La chata venía haciendo un ruido extraño, y
además estábamos algo desorientados.
Habíamos incursionado en una zona en la que la civilización parecía haber dejado a
su suerte a la cinta asfáltica y la erosión del tiempo se había ocupado muy
bien de ella.
Justo antes de un bache casi lunar divisamos a
unos metros un taller al costado de la ruta.
Un tipo salió a nuestro encuentro sin ningún
apuro ni alarma cuando escuchó el motor vacilante de nuestra camioneta.
Miraba fijamente a los ojos de su
interlocutor, pero la melancolía de su semblante impedía cualquier
posible incomodidad.
Supo en
seguida resolver el problema mecánico y nos aportó cuatro caminos posibles para
que pudiésemos llegar adonde estábamos intentando ir, con todas las ventajas e inconvenientes de
cada alternativa.
Tuvo razón. Seguimos su consejo y rápidamente
estuvimos en destino sin mayores inconvenientes.
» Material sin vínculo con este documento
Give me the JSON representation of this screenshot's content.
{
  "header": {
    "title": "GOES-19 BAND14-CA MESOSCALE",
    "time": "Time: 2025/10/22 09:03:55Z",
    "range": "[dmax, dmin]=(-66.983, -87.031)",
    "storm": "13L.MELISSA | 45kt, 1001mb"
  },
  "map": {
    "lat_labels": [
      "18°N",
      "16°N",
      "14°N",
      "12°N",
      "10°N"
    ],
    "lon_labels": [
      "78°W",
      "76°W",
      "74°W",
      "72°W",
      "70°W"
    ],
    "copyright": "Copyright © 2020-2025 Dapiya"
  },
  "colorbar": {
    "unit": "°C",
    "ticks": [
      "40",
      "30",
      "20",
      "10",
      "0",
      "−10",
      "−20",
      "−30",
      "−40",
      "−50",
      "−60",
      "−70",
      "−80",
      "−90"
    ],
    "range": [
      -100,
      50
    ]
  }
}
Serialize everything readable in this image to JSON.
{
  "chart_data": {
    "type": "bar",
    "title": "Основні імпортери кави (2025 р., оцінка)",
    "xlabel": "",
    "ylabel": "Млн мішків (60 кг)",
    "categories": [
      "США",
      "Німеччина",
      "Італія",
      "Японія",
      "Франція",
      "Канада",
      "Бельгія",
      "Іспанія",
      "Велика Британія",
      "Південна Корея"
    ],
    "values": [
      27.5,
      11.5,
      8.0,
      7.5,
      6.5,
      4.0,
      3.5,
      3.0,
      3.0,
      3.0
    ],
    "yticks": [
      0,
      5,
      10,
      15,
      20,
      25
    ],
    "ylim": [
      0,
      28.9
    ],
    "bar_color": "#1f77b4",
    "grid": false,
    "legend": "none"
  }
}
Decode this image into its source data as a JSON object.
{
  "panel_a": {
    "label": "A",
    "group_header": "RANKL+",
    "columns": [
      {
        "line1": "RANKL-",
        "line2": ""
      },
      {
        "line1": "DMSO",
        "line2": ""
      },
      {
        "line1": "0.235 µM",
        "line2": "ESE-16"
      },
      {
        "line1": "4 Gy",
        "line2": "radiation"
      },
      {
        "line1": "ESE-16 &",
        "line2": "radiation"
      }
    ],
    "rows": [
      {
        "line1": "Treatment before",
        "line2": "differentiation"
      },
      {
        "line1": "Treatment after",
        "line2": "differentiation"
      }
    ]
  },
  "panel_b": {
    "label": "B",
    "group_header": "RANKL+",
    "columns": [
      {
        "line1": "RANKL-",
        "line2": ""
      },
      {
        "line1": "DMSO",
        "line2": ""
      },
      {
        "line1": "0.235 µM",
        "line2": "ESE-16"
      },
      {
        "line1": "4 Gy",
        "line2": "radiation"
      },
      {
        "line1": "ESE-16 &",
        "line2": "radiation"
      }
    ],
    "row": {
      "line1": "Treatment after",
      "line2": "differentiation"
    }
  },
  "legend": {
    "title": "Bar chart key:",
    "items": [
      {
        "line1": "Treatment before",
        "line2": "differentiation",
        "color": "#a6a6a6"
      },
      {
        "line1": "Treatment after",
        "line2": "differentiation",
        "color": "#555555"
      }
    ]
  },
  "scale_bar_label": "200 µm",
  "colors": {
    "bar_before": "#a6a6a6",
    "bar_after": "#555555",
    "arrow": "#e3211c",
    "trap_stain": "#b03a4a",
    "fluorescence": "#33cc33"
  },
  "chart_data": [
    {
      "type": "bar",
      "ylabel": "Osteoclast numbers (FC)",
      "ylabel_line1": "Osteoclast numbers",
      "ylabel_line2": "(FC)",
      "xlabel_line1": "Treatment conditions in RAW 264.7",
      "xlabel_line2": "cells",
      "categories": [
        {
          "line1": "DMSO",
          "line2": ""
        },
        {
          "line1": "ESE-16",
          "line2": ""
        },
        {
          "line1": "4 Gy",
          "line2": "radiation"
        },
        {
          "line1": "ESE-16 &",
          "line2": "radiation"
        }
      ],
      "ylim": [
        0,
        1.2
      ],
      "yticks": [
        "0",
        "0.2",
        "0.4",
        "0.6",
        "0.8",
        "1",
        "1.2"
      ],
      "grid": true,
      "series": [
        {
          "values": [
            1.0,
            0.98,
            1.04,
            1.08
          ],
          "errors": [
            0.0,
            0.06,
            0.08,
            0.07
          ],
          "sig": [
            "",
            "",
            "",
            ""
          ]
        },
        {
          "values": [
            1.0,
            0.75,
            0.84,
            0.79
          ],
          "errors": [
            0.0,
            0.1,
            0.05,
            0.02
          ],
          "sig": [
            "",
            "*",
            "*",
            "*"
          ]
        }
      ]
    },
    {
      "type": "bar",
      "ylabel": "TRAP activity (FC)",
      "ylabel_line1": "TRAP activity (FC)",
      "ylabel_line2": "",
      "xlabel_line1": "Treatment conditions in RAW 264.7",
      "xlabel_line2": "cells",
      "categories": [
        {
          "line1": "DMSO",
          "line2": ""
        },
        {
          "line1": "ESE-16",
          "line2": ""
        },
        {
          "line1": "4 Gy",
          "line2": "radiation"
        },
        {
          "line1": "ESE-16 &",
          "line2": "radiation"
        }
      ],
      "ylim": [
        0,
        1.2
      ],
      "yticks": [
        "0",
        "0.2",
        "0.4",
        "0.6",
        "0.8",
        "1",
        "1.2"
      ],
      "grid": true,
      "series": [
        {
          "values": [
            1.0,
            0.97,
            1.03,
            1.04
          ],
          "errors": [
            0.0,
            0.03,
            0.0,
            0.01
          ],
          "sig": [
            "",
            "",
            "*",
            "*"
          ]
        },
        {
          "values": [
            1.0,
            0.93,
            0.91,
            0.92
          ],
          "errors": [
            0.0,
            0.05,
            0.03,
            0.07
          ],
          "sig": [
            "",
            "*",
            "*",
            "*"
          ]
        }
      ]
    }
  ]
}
Tan enigmático nos había resultado que
quisimos saber más de él.
Una vez llegados preguntamos y en seguida
supieron de quién hablábamos.
Nos dijeron que ha estado en ese taller desde
tiempos inmemoriales y que tiene una sabiduría infinita acerca de toda ruta
posible para llegar a cualquier lado.
Replicamos con asombro que de seguro debía
haber viajado mucho y muy lejos en su vida.
Nos contestaron que no. Que casi nunca se desplazó
más allá de un par de kilómetros de aquel sitio.